Throughout this issue we have looked at different developments with the potential to create a step change in performance. Moving from a fission process to a fusion one would also deliver a step change. The energy output from successful fusion is potentially many times greater than the energy we create with fission. Beyond the increased energy output, the fusion process has the advantage of using more easily available fuels and the waste products are significantly lower with shorter half-lives, making it an even cleaner and more sustainable energy source.

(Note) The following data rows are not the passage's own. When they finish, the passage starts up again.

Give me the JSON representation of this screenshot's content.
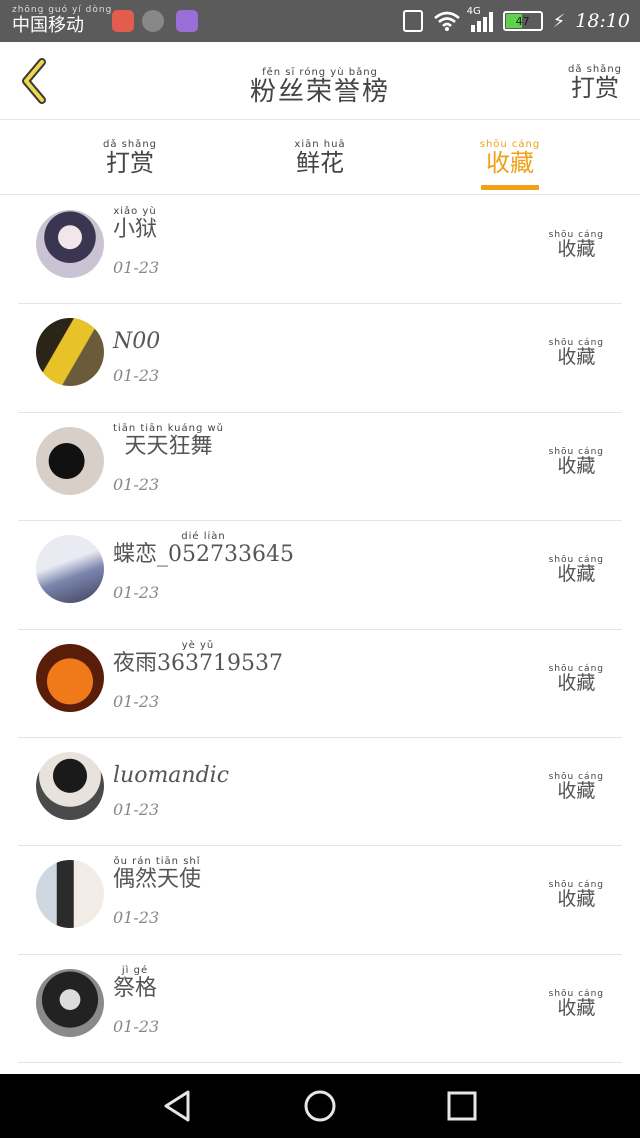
{
  "status_bar": {
    "carrier_pinyin": "zhōng guó  yí  dòng",
    "carrier": "中国移动",
    "network": "4G",
    "battery": "47",
    "time": "18:10"
  },
  "header": {
    "title_pinyin": "fěn  sī  róng  yù  bǎng",
    "title": "粉丝荣誉榜",
    "action_pinyin": "dǎ  shǎng",
    "action": "打赏"
  },
  "tabs": [
    {
      "pinyin": "dǎ  shǎng",
      "label": "打赏",
      "active": false
    },
    {
      "pinyin": "xiān  huā",
      "label": "鲜花",
      "active": false
    },
    {
      "pinyin": "shōu  cáng",
      "label": "收藏",
      "active": true
    }
  ],
  "accent_color": "#f0a116",
  "list": [
    {
      "name_pinyin": "xiǎo  yù",
      "name": "小狱",
      "date": "01-23",
      "action_pinyin": "shōu cáng",
      "action": "收藏"
    },
    {
      "name_pinyin": "",
      "name": "N00",
      "date": "01-23",
      "action_pinyin": "shōu cáng",
      "action": "收藏"
    },
    {
      "name_pinyin": "tiān  tiān  kuáng  wǔ",
      "name": "天天狂舞",
      "date": "01-23",
      "action_pinyin": "shōu cáng",
      "action": "收藏"
    },
    {
      "name_pinyin": "dié   liàn",
      "name": "蝶恋_052733645",
      "date": "01-23",
      "action_pinyin": "shōu cáng",
      "action": "收藏"
    },
    {
      "name_pinyin": "yè   yǔ",
      "name": "夜雨363719537",
      "date": "01-23",
      "action_pinyin": "shōu cáng",
      "action": "收藏"
    },
    {
      "name_pinyin": "",
      "name": "luomandic",
      "date": "01-23",
      "action_pinyin": "shōu cáng",
      "action": "收藏"
    },
    {
      "name_pinyin": "ǒu   rán  tiān  shǐ",
      "name": "偶然天使",
      "date": "01-23",
      "action_pinyin": "shōu cáng",
      "action": "收藏"
    },
    {
      "name_pinyin": "jì   gé",
      "name": "祭格",
      "date": "01-23",
      "action_pinyin": "shōu cáng",
      "action": "收藏"
    }
  ],
  "nav_bar": {
    "back": "back-icon",
    "home": "home-icon",
    "recent": "recent-apps-icon"
  }
}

A long-term project with long-term goals
Nuclear fusion has been pursued for more than 60 years, the key goal being a sustainable reaction. The tremendous energies involved – fusion essentially recreates the reactions that occur at the heart of our sun – mean that both powering and engineering the process is a huge challenge. The ITER project, an international nuclear fusion megaproject, aims to prove the feasibility of fusion as a large scale carbon-free source of energy. Construction of the ITER facility is scheduled to complete in 2025 with early experiments beginning in a four-stage process over the ensuing 10 years. The whole facility is a testbed for the methods and technologies needed to achieve a stable source of power with fusion.

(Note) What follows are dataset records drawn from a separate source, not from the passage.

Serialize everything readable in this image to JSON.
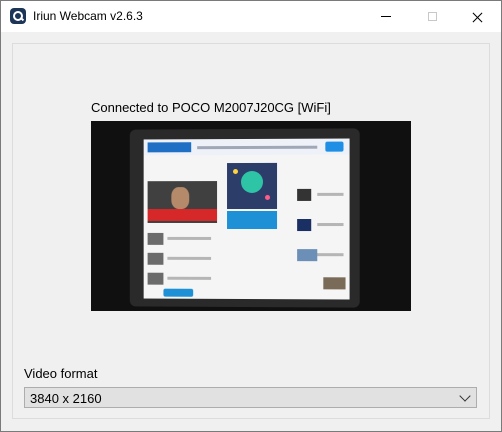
{
  "window": {
    "title": "Iriun Webcam v2.6.3"
  },
  "status": {
    "text": "Connected to POCO M2007J20CG [WiFi]"
  },
  "video_format": {
    "label": "Video format",
    "selected": "3840 x 2160"
  }
}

Creating energy with energy
The reactor will create plasma, a molten mass of electrically charged gas heated to temperatures of about 150 million degrees Celsius and contained within a specially shielded, doughnut-shaped container called a tokamak. ITER’s tokamak will be the world’s largest magnetic plasma confinement experiment, more than ten times larger than the largest existing model. The aim of ITER is to build the first reactor capable of generating a ‘burning plasma’, meaning a plasma that is largely self-heating, generating approximately 10 times more thermal energy output than the thermal input required to power the plasma reaction.

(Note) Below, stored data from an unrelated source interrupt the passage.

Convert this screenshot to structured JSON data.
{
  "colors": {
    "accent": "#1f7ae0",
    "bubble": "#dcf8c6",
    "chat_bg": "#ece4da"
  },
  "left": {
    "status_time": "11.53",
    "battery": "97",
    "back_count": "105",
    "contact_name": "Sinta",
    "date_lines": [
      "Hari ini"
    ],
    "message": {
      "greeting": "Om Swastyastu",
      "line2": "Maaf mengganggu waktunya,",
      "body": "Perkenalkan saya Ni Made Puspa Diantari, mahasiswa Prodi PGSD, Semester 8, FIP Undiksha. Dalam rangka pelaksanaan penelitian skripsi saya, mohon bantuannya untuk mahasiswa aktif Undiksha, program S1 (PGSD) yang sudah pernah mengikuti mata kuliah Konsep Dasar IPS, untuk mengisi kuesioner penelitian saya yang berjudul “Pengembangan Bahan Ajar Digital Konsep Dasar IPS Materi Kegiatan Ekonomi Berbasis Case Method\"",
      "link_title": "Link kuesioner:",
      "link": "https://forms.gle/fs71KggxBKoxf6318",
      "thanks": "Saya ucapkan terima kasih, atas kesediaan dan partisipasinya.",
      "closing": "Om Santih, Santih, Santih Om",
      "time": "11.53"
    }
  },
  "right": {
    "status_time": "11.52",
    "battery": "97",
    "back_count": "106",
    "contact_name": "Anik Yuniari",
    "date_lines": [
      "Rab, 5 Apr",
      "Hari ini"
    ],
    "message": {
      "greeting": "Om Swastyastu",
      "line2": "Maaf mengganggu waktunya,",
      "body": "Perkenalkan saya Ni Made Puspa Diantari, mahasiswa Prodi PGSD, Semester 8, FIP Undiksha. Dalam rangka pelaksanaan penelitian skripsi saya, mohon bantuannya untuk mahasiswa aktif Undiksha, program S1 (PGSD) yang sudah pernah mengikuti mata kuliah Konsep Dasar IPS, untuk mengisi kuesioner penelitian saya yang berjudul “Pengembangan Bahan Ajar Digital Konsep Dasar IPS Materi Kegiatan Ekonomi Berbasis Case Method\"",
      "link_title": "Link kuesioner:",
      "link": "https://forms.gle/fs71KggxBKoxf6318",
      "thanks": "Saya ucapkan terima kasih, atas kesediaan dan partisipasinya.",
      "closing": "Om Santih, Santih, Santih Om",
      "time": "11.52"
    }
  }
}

35 nations are working together on this ground-breaking project with thousands of engineers contributing to the design. Wood is the largest industrial contributor from the UK and we have supported this project for decades. Our current work includes:
- Developing blanket first wall panels (FWPs) to protect the chamber from the extreme heat of the plasma
- Remote handling systems for the neutral beam, which heats the fuel in the tokamak, and for maintenance of other parts of the reactor
- An integrated plant simulator covering multiple systems
- A concept-level study into dismantling the ITER facility when it comes to the end of its life as an experimental research platform
- A contract lasting up to 10 years for construction management-as-agent, supervising the assembly of millions of components on the ITER site
Fusion is only part of Wood’s work on future nuclear technologies. Our involvement in research into high-temperature Generation IV reactors ranges from materials testing to the application of virtual reality design techniques, and we have also designed the cores for small modular reactors. These technologies have the potential to meet the world’s energy needs in a safe and cost-effective way, a combination that remains a challenge for today’s fission reactors.